B 14.09.2009 23:54
Jestem jedna z tych osob ,które na dzień dzisiejszy żyje w grzechu 6 przykazanie . Jestem po ślubie cywilnym 8 lat temu mam dwie urocze coreczki które staram się wychować w wierze i miłości do Boga. Pobralismy w USC się bo byłam w ciąży a ślub koscielny miał się odbyć 5 miesięcy po urodzeniu coreczki ale do tego nie doszło. Skonczyło się na obietnicach i planach (mój mąż nie kocha Boga ).Pojawiły się wtedy kłótnie awantury itp problemy. Kochałam go a zarazem nienawidziłam, były dni kiedy był super mężem i tatą a dni których nie życzę nikomu. Kiedy byłam w drugiej ciązy postanowiłam sama przystapić do sakramentu małżeństa, zrezygnowałam z tego gdyż pojawił się do tego problem alkoholowy. Na dzień dzisiejszy mąz leczy sie psychiatrycznie 2 lata, ma zdiagnozowane zaburzenia osobowości borderline. Chcę być z nim chociaż to jest bardzo trudne , walczę o to aby było dobrze . Wiem że go ktoś bardzo skrzywdził kiedy był mały a teraz to wszystko wychodzi . A ja jestem na rozdrożu miedzy mezem a Bogiem. Chciałabym bardzo przystępować do sakramentow a boję związać się ślubem kościelnym z moim mężem bo nie wiem co mnie jeszcze może czekać z jego strony , nie wiem kim on bedzie za 2lata (jak przejdzie terapię na która się staram go nakłonić). Może być dobrze a może być ... .

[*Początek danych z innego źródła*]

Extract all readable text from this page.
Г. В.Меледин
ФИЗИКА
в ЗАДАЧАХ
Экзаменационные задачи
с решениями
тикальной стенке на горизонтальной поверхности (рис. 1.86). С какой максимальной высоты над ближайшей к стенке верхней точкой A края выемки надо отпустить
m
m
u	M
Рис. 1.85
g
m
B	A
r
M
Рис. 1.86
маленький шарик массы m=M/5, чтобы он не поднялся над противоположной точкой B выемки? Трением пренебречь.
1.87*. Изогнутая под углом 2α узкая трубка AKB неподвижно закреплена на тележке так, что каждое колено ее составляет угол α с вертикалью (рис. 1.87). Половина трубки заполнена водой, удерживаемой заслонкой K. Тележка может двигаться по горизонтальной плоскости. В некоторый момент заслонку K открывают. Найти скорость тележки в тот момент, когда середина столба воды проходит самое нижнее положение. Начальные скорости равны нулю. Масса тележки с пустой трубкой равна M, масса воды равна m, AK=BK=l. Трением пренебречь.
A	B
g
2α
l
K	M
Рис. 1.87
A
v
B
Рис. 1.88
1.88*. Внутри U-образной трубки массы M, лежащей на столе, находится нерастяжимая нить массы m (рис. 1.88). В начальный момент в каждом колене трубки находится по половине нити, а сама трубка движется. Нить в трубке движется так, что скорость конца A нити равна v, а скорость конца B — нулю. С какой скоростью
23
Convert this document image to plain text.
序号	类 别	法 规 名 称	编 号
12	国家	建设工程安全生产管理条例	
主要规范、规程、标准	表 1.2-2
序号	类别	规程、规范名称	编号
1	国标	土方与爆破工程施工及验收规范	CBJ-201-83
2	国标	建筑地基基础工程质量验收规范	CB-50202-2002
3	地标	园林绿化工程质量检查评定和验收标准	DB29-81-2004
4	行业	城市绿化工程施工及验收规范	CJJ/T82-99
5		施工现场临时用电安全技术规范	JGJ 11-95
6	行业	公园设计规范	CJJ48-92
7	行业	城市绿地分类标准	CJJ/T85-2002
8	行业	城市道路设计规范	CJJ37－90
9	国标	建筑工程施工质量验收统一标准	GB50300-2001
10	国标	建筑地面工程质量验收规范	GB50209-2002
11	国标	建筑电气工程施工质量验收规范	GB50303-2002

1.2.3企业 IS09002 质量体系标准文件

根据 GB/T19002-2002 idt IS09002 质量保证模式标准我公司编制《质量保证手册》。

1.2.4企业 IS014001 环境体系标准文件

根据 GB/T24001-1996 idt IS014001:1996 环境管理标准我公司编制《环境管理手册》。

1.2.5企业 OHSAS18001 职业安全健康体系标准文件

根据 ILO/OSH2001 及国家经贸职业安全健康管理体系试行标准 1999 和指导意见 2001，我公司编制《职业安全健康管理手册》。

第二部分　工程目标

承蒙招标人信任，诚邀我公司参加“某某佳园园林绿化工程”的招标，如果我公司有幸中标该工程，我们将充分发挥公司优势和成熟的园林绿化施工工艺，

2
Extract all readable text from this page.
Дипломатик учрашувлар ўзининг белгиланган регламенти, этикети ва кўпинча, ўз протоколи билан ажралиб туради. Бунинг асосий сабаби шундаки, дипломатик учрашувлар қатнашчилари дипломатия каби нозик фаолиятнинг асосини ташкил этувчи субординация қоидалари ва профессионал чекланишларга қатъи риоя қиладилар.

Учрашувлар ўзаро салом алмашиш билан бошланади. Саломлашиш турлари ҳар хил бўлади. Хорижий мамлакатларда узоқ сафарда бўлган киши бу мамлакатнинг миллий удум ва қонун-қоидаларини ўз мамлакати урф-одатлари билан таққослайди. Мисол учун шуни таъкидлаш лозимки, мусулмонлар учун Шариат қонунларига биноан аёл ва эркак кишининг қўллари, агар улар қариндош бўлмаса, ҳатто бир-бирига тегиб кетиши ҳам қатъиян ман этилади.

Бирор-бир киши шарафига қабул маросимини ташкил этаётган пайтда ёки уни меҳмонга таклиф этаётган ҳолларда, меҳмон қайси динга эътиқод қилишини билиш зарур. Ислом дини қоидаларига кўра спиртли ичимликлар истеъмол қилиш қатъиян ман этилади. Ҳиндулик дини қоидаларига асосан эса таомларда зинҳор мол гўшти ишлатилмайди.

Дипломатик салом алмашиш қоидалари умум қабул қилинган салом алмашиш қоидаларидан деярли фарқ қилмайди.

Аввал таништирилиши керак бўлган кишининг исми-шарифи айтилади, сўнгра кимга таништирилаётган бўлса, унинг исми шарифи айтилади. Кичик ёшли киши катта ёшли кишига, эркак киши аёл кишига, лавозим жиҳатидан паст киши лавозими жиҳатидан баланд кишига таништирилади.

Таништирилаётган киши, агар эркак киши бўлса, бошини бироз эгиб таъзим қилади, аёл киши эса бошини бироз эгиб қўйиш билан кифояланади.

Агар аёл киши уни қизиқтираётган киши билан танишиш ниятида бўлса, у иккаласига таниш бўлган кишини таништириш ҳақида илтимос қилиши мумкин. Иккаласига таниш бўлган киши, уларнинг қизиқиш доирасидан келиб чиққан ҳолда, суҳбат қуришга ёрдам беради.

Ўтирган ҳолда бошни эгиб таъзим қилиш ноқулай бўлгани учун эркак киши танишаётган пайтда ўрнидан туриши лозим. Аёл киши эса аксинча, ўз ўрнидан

Wiem , że jest Miłosierdzie Boże i w to bardzo wierzę . Są prawa kościelne i są słusznie ustanowione ,szukam odpowiedzi Czy w takim jak mój przypadek zaburzenie mojego męża stanowi przeszkodę do zawarcia związku małżeńskiego w kościele?
Dziękuje , za przeczytanie i zastanowienię się nad moim problemem.